Meeting abstract | Open | Published:
Differential regulation of mitogenic activated protein kinases by thymosin β4 sulphoxide (Tb4SO)
Arthritis Res Thervolume 6, Article number: 71 (2004)
Thymosin β4 (Tb4) is a 4.9 kDa ubiquitously expressed intracellular peptide known to sequester G-actin, with a growing number of extracellular biological functions. We have shown that oxidation of its single methionine residue at position 6 (Tb4 sulphoxide [Tb4SO]) gives the peptide potent anti-inflammatory properties. In addition, Tb4 promotes wound healing in various in vitro and in vivo models. The mechanism by which Tb4SO exerts its extracellular biological functions is unknown. Its cell receptor remains unidentified and intracellular signalling consequences of Tb4SO require elucidation.
The study was conducted to investigate the intracellular signalling consequences of the addition of Tb4SO to various cell types, specifically MAP kinase activation.
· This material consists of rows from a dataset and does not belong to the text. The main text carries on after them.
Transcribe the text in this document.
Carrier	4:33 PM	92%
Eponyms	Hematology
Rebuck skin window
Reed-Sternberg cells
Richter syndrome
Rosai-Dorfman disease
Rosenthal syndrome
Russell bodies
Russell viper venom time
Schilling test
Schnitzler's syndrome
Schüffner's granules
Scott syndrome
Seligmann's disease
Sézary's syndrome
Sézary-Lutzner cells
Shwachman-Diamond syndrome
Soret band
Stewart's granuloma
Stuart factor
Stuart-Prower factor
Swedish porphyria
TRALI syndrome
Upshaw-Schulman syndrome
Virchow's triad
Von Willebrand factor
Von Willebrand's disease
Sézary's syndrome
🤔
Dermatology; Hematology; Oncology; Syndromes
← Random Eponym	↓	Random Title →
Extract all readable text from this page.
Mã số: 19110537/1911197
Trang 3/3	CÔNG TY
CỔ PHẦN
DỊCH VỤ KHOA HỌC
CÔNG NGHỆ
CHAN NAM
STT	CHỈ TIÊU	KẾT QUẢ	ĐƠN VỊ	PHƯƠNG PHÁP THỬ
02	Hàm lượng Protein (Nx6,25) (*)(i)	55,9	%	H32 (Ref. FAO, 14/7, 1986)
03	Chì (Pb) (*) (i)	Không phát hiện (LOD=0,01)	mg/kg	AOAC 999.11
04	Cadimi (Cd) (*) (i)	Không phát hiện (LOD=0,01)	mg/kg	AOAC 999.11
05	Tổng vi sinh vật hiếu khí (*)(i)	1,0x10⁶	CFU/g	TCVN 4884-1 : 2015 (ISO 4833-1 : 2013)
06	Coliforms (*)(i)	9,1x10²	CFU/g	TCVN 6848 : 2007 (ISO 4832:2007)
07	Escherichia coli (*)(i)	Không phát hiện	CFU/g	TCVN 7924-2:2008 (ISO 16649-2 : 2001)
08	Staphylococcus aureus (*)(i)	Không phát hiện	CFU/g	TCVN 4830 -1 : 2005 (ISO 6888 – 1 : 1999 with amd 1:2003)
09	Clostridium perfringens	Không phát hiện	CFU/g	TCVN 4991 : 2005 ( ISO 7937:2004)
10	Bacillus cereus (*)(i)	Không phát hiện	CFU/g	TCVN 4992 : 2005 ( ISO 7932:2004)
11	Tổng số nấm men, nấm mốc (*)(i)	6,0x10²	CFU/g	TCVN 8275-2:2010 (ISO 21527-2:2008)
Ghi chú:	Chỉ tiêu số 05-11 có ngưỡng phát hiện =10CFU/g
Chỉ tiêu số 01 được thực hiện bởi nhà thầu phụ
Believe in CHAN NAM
Cell types used were treated with Tb4SO and lysed using RIPA buffer. Lysates were run on SDS PAGE, transferred to PVDF membrane and probed with antiphospho ERK1/2, p38, JNK1/2 or AKT antibodies. Membranes were then stripped and reprobed with pan-antibodies to allow normalization of samples.
Tb4SO induced the phosphorylation of ERK1/2 in peripheral blood-derived monocytes in dose-dependent manner. This was inhibited by addition of U0126, an inhibitor of the upstream activator of ERK1/2, implicating ERK1/2 in Tb4SO-mediated functions in monocytes. Neither p38 MAPK nor JNK1/2 were activated in peripheral blood monocytes. In peripheral blood-derived macrophages, Tb4SO induced rapid and marked activation p38 MAPK, pAkt and ERK1/2, but not of JNK (p-JNK1/2). Interestingly, only JNK1 was activated by Tb4SO in HeLa cells, and this occurred in a delayed (after 15 min) and transient manner. Short-term activation of JNKs has previously been shown to be involved in the upregulation of apoptosis. Preliminary studies have shown an acceleration in neutrophil but not monocyte/ macrophage apoptosis in response to Tb4SO.
These observations suggest that Tb4SO activates MAPKs and that activation is dependent on cell type, which may in turn regulate differential functions in these different cell types.